Bem... que as questões voltadas ao urbanismo e ecologia, em Florianópolis, dão "pano pra manga", isso não é novidade. Afinal, os governantes da Ilha da Magia, envoltos nessa atmosfera sobrenatural, parecem extenderem os seus dotes obscuros ao mundo do caos, de onde buscam inspiração admnistrativa. Mas... espera aí, lembro-me de Montesquieu que afirmou que "cada governante adapta-se ao povo que tem". Se isso é verdade, em que pese o "punho" da indústria automotiva nas decisões socio-políticas das comunidades mundiais, parece ser relevante destacar a visão ambígua e bastarda dos nativos e imigrantes locais. Nem se decidem por uma cidade cuja marca seja a griffe ecológica - tão em voga hodiernamente - e nem pelo tradicional refrão progressista. O resultado é uma cidade acéfala, cuja mídia faz a fama. A infra-estrutura turística é sofrível e o "espólio" desta, que deveria servir aos residentes, não poderia ser coisa melhor. Ora bolas... que esperar de gente cujo mantra básico é explorar os desavisados? Essa índole permeia desde os cérebros menos trabalhados cognitivamente aos de bacharéis, mestres e doutores que já pululam a antiga Desterro. Ummm... parece que esta é a sina deste recanto geográfico. Gente empreendedora, esclarecida e culta não são bem vindas. Por isso essa eterna mediocridade, tranvestida de alegria e fantasia. Ciclovia em Coqueiros? Onde? A única ciclovia que foi - de fato - projetada nesta ilha é um caos. Imagine-se essas engembrações! Sonhar que contribuam para a melhoria da saúde - quer por redução no aquecimento global ou pelas benesses do exercício físico - é uma pueril ilusão. Na verdade contribuem com a baderna no trânsito e põem em risco a vida da meia dúzia de "gatos pingados" que ousarão usar os pedais de seus veículos, ecologicamente corretos, nesses corredores que fazem a alegria dos propagandistas partidários de ocasião. É muito interessante pensar numa Florianópolis (eita nome horrível -sempre me lembra o Floriano) neerlandesa, mas nada "cai do céu".
Ciclovias? Sim. Projetadas e com bom nível de segurança, conforto e efetividade. De que adianta pedalar uma centena de metros, ombro a ombro com ônibus e caminhões, e, em seguida, ter que disputar um quinhão de espaço na via comum? Desencargos politicóides de consciência e maquiagem barata com o fim de perpetuar a idéia de uma cidade "voltada ao verde" nada acrescentam à falta de estacionamentos públicos (pois quem tem carro paga mais impostos de quem não tem); de transportes públicos (garantidos em constituição e posto que são uma consessão não deveriam visar lucros estelares) regulares e de qualidade; de efetivação de propostas que estimulem meios alternativos de transporte, etc e etc... O pacote de mudanças, que passa desde a base cultural do "mané" até as sofisticadas soluções de engenharia, logística e administração, é tamanho que parece requerer uma mudança de paradigma, sob pena "ad eternum" de se "despir um santo para vestir outro". "Trocando em miúdos": "nem tanto ao mar, nem tanto à terra". Não sou adepto da "autofobia" e nem um defensor fundamentalista da carroça e assemelhados.
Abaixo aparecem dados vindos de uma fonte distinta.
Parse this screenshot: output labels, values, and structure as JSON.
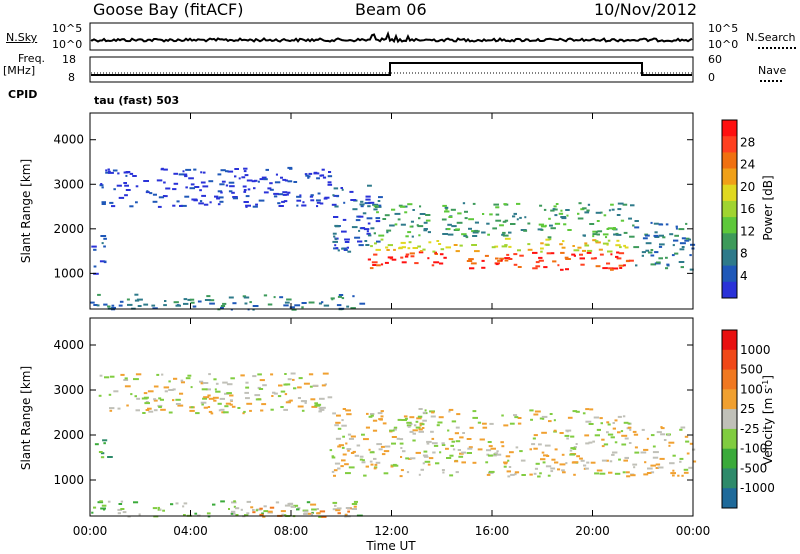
{
  "header": {
    "station": "Goose Bay (fitACF)",
    "beam": "Beam 06",
    "date": "10/Nov/2012"
  },
  "top_panels": {
    "nsky_label": "N.Sky",
    "nsky_ticks": [
      "10^5",
      "10^0"
    ],
    "nsearch_label": "N.Search",
    "nsearch_ticks": [
      "10^5",
      "10^0"
    ],
    "freq_label_line1": "Freq.",
    "freq_label_line2": "[MHz]",
    "freq_ticks": [
      "18",
      "8"
    ],
    "nave_label": "Nave",
    "nave_ticks": [
      "60",
      "0"
    ],
    "cpid_label": "CPID",
    "cpid_value": "tau (fast) 503"
  },
  "chart_data": [
    {
      "type": "heatmap",
      "name": "power-panel",
      "ylabel": "Slant Range [km]",
      "ylim": [
        200,
        4600
      ],
      "yticks": [
        "4000",
        "3000",
        "2000",
        "1000"
      ],
      "colorbar_label": "Power [dB]",
      "colorbar_ticks": [
        "28",
        "24",
        "20",
        "16",
        "12",
        "8",
        "4"
      ],
      "colorbar_colors": [
        "#e8e8e8",
        "#2a32d8",
        "#1f58b8",
        "#2e7a8a",
        "#3d9a5a",
        "#5ec83a",
        "#a0d430",
        "#e0d820",
        "#f0a018",
        "#f07010",
        "#ff4020",
        "#ff1010"
      ],
      "regions": [
        {
          "t0": 0.0,
          "t1": 10.8,
          "r0": 200,
          "r1": 550,
          "level": 3
        },
        {
          "t0": 0.0,
          "t1": 0.7,
          "r0": 1000,
          "r1": 1300,
          "level": 2
        },
        {
          "t0": 0.0,
          "t1": 0.7,
          "r0": 1500,
          "r1": 1950,
          "level": 2
        },
        {
          "t0": 0.3,
          "t1": 9.5,
          "r0": 2500,
          "r1": 3400,
          "level": 1
        },
        {
          "t0": 9.5,
          "t1": 11.5,
          "r0": 1400,
          "r1": 3000,
          "level": 2
        },
        {
          "t0": 11.0,
          "t1": 21.5,
          "r0": 1100,
          "r1": 1500,
          "level": 10
        },
        {
          "t0": 11.0,
          "t1": 21.5,
          "r0": 1500,
          "r1": 1800,
          "level": 7
        },
        {
          "t0": 11.0,
          "t1": 21.5,
          "r0": 1800,
          "r1": 2600,
          "level": 4
        },
        {
          "t0": 21.5,
          "t1": 24.0,
          "r0": 1100,
          "r1": 2200,
          "level": 3
        }
      ]
    },
    {
      "type": "heatmap",
      "name": "velocity-panel",
      "ylabel": "Slant Range [km]",
      "ylim": [
        200,
        4600
      ],
      "yticks": [
        "4000",
        "3000",
        "2000",
        "1000"
      ],
      "colorbar_label": "Velocity [m s^-1]",
      "colorbar_ticks": [
        "1000",
        "500",
        "100",
        "25",
        "-25",
        "-100",
        "-500",
        "-1000"
      ],
      "colorbar_colors": [
        "#2a36c8",
        "#1f6a9a",
        "#2e8a6a",
        "#3aaa3a",
        "#80cc40",
        "#c0c0b8",
        "#f0a030",
        "#f07820",
        "#f04818",
        "#e81010"
      ],
      "regions": [
        {
          "t0": 0.0,
          "t1": 10.8,
          "r0": 200,
          "r1": 550,
          "level": 4
        },
        {
          "t0": 6.0,
          "t1": 10.5,
          "r0": 200,
          "r1": 500,
          "level": 6
        },
        {
          "t0": 0.0,
          "t1": 0.7,
          "r0": 1500,
          "r1": 1950,
          "level": 3
        },
        {
          "t0": 0.3,
          "t1": 9.5,
          "r0": 2500,
          "r1": 3400,
          "level": 5
        },
        {
          "t0": 9.5,
          "t1": 21.5,
          "r0": 1100,
          "r1": 2600,
          "level": 5
        },
        {
          "t0": 21.5,
          "t1": 24.0,
          "r0": 1100,
          "r1": 2200,
          "level": 5
        }
      ]
    }
  ],
  "x_axis": {
    "label": "Time UT",
    "ticks": [
      "00:00",
      "04:00",
      "08:00",
      "12:00",
      "16:00",
      "20:00",
      "00:00"
    ],
    "range_hours": [
      0,
      24
    ]
  }
}
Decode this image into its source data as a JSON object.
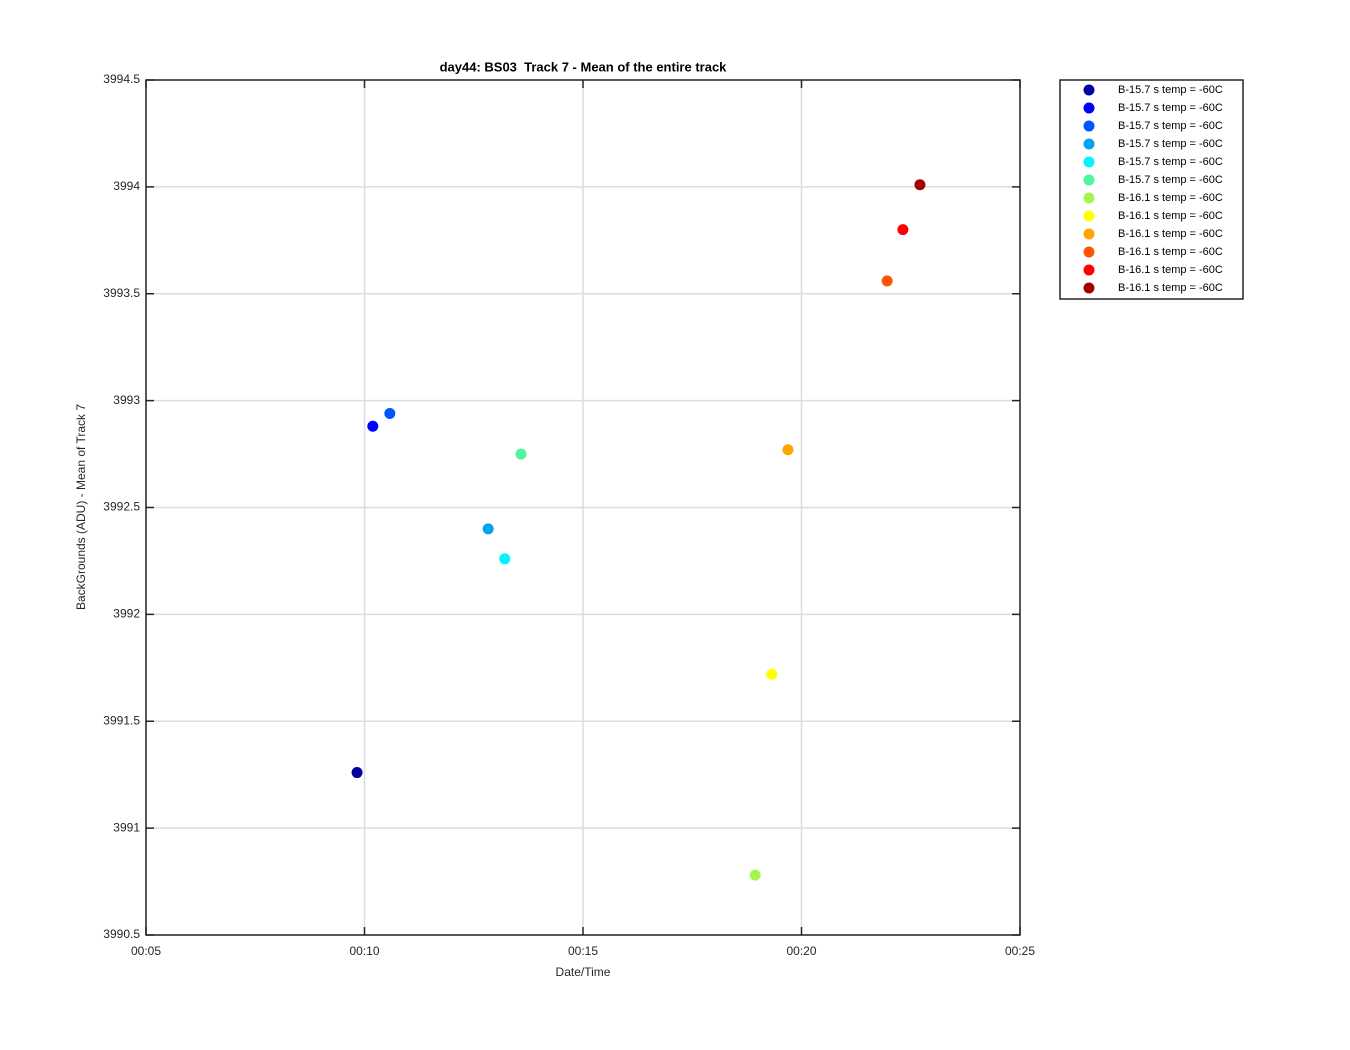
{
  "chart_data": {
    "type": "scatter",
    "title": "day44: BS03  Track 7 - Mean of the entire track",
    "x_label": "Date/Time",
    "y_label": "BackGrounds (ADU) - Mean of Track 7",
    "xlim": [
      5,
      25
    ],
    "xticks": [
      {
        "value": 5,
        "label": "00:05"
      },
      {
        "value": 10,
        "label": "00:10"
      },
      {
        "value": 15,
        "label": "00:15"
      },
      {
        "value": 20,
        "label": "00:20"
      },
      {
        "value": 25,
        "label": "00:25"
      }
    ],
    "ylim": [
      3990.5,
      3994.5
    ],
    "yticks": [
      3990.5,
      3991,
      3991.5,
      3992,
      3992.5,
      3993,
      3993.5,
      3994,
      3994.5
    ],
    "grid": true,
    "legend_position": "outside-right",
    "series": [
      {
        "name": "B-15.7 s temp = -60C",
        "color": "#0000a0",
        "x": [
          9.83
        ],
        "values": [
          3991.26
        ]
      },
      {
        "name": "B-15.7 s temp = -60C",
        "color": "#0000ff",
        "x": [
          10.19
        ],
        "values": [
          3992.88
        ]
      },
      {
        "name": "B-15.7 s temp = -60C",
        "color": "#0055ff",
        "x": [
          10.58
        ],
        "values": [
          3992.94
        ]
      },
      {
        "name": "B-15.7 s temp = -60C",
        "color": "#00a5f0",
        "x": [
          12.83
        ],
        "values": [
          3992.4
        ]
      },
      {
        "name": "B-15.7 s temp = -60C",
        "color": "#00f5ff",
        "x": [
          13.21
        ],
        "values": [
          3992.26
        ]
      },
      {
        "name": "B-15.7 s temp = -60C",
        "color": "#50f5a0",
        "x": [
          13.58
        ],
        "values": [
          3992.75
        ]
      },
      {
        "name": "B-16.1 s temp = -60C",
        "color": "#a5f550",
        "x": [
          18.94
        ],
        "values": [
          3990.78
        ]
      },
      {
        "name": "B-16.1 s temp = -60C",
        "color": "#ffff00",
        "x": [
          19.32
        ],
        "values": [
          3991.72
        ]
      },
      {
        "name": "B-16.1 s temp = -60C",
        "color": "#ffa500",
        "x": [
          19.69
        ],
        "values": [
          3992.77
        ]
      },
      {
        "name": "B-16.1 s temp = -60C",
        "color": "#ff5500",
        "x": [
          21.96
        ],
        "values": [
          3993.56
        ]
      },
      {
        "name": "B-16.1 s temp = -60C",
        "color": "#ff0000",
        "x": [
          22.32
        ],
        "values": [
          3993.8
        ]
      },
      {
        "name": "B-16.1 s temp = -60C",
        "color": "#a50000",
        "x": [
          22.71
        ],
        "values": [
          3994.01
        ]
      }
    ]
  }
}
Se é verdade que o embróglio em torno da ciclovia coqueirense teve seu desfecho influenciado pela visão - esverdeada pelo azinhavre do vil metal - de um parcela, minoritária, de cidadãos, temos que ter em conta que se outra parcela, igualmente minoritária, tivesse implementado a dita via para veículos de duas rodas, no fim das contas - descontados "mortos e feridos" - teríamos um "ganho" de proximidade com o inferno, no trânsito, e um aumento de emergências hospitalares. Pragmaticamente, quem sai ganhando?